“The Celebrity Apprentice” and Job Interviewing

Donald Trump’s, “The Celebrity Apprentice” puts a number of “B” and “C” actors and actresses together on two teams for several weeks working on projects together. Each team will select a project manager for the task that they are competing over.

Each week, one team wins; the other team loses. The winning team’s project manager wins a contribution to a charity of their choice; the losing team’s project manager gets to bring two people into the board room to argue as to who was the one most at fault for their team’s failure. Trump ultimately fires at least one of them.

It’s reality television so the cameras follow the teams around and you get to see what is going on behind the scenes. Who complains about whom. The trivial anxieties blown out of proportion. The egos inflamed.

But looking at it as a hiring process, Trump has put these people into a position where he has an actual opportunity to see them do the job that he would like to hire him for and see if they can do it . . . not just once but many times.
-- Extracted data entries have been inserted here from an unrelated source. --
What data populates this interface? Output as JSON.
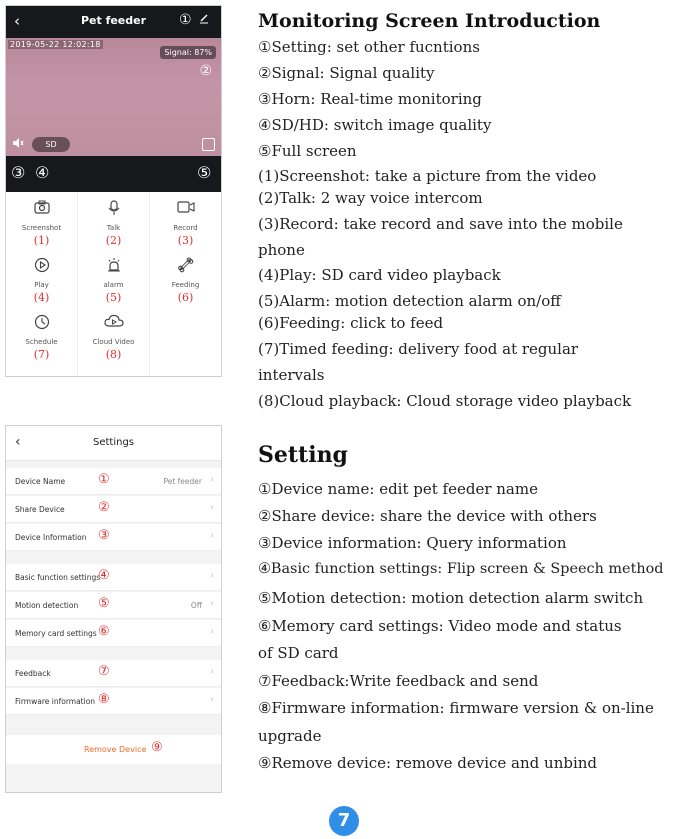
{
  "monitor_phone": {
    "title": "Pet feeder",
    "back_icon": "‹",
    "marker_1": "①",
    "timestamp": "2019-05-22 12:02:18",
    "signal": "Signal: 87%",
    "marker_2": "②",
    "sd_label": "SD",
    "bar_markers": [
      "③",
      "④",
      "⑤"
    ],
    "functions": [
      {
        "label": "Screenshot",
        "num": "(1)",
        "icon": "camera-icon"
      },
      {
        "label": "Talk",
        "num": "(2)",
        "icon": "microphone-icon"
      },
      {
        "label": "Record",
        "num": "(3)",
        "icon": "video-record-icon"
      },
      {
        "label": "Play",
        "num": "(4)",
        "icon": "play-icon"
      },
      {
        "label": "alarm",
        "num": "(5)",
        "icon": "alarm-icon"
      },
      {
        "label": "Feeding",
        "num": "(6)",
        "icon": "bone-icon"
      },
      {
        "label": "Schedule",
        "num": "(7)",
        "icon": "clock-icon"
      },
      {
        "label": "Cloud Video",
        "num": "(8)",
        "icon": "cloud-play-icon"
      }
    ]
  },
  "monitor_text": {
    "title": "Monitoring Screen Introduction",
    "lines": [
      "①Setting: set other fucntions",
      "②Signal: Signal quality",
      "③Horn: Real-time monitoring",
      "④SD/HD: switch image quality",
      "⑤Full screen",
      "(1)Screenshot:  take a picture from the video",
      "(2)Talk: 2 way voice intercom",
      "(3)Record: take record and save into the mobile",
      "phone",
      "(4)Play: SD card video playback",
      "(5)Alarm:  motion detection alarm on/off",
      "(6)Feeding:  click to feed",
      "(7)Timed feeding:  delivery food at regular",
      "intervals",
      "(8)Cloud playback: Cloud storage video playback"
    ]
  },
  "settings_phone": {
    "title": "Settings",
    "back_icon": "‹",
    "rows": [
      {
        "label": "Device Name",
        "num": "①",
        "value": "Pet feeder"
      },
      {
        "label": "Share Device",
        "num": "②",
        "value": ""
      },
      {
        "label": "Device Information",
        "num": "③",
        "value": ""
      },
      {
        "label": "Basic function settings",
        "num": "④",
        "value": ""
      },
      {
        "label": "Motion detection",
        "num": "⑤",
        "value": "Off"
      },
      {
        "label": "Memory card settings",
        "num": "⑥",
        "value": ""
      },
      {
        "label": "Feedback",
        "num": "⑦",
        "value": ""
      },
      {
        "label": "Firmware information",
        "num": "⑧",
        "value": ""
      }
    ],
    "remove_label": "Remove Device",
    "remove_num": "⑨"
  },
  "settings_text": {
    "title": "Setting",
    "lines": [
      "①Device name: edit pet feeder name",
      "②Share device: share the device with others",
      "③Device information:  Query information",
      "④Basic function settings: Flip screen & Speech method",
      "⑤Motion detection: motion detection alarm switch",
      "⑥Memory card settings: Video mode and status",
      "of SD card",
      "⑦Feedback:Write feedback and send",
      "⑧Firmware information: firmware version  & on-line",
      "upgrade",
      "⑨Remove device: remove device and unbind"
    ]
  },
  "page_number": "7",
  "colors": {
    "accent_red": "#e03030",
    "remove_orange": "#f06a2a",
    "badge_blue": "#2f8fe6"
  }
}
Several smart employers I am working with have constructed their own version of “The Celebrity Apprentice.” One this week, flew up several people for interviews and, after the interviews, put the three program managers together on a project to work with one another.

The project was more symbolic (siting a building in a foreign nation and how you would prepare and present the program to government officials) but the process would be the same. The hiring firm had a team of people watching how the team worked, how they assigned work and how it was done, then listened to the proposal.

Some companies are having people do a presentation at the white board; some are asking potential hires to teach a class or do other tasks that relate to the job the candidate is being considered for.

Start to keep in your metaphorical back pocket a simple presentation you could do at a white board about how you did something for your current employer.

Be prepared to do a short project related to your current work or sell something to the interviewer.

Just don’t always expect to recite some facts about what you do and how you do it and expect to be hired.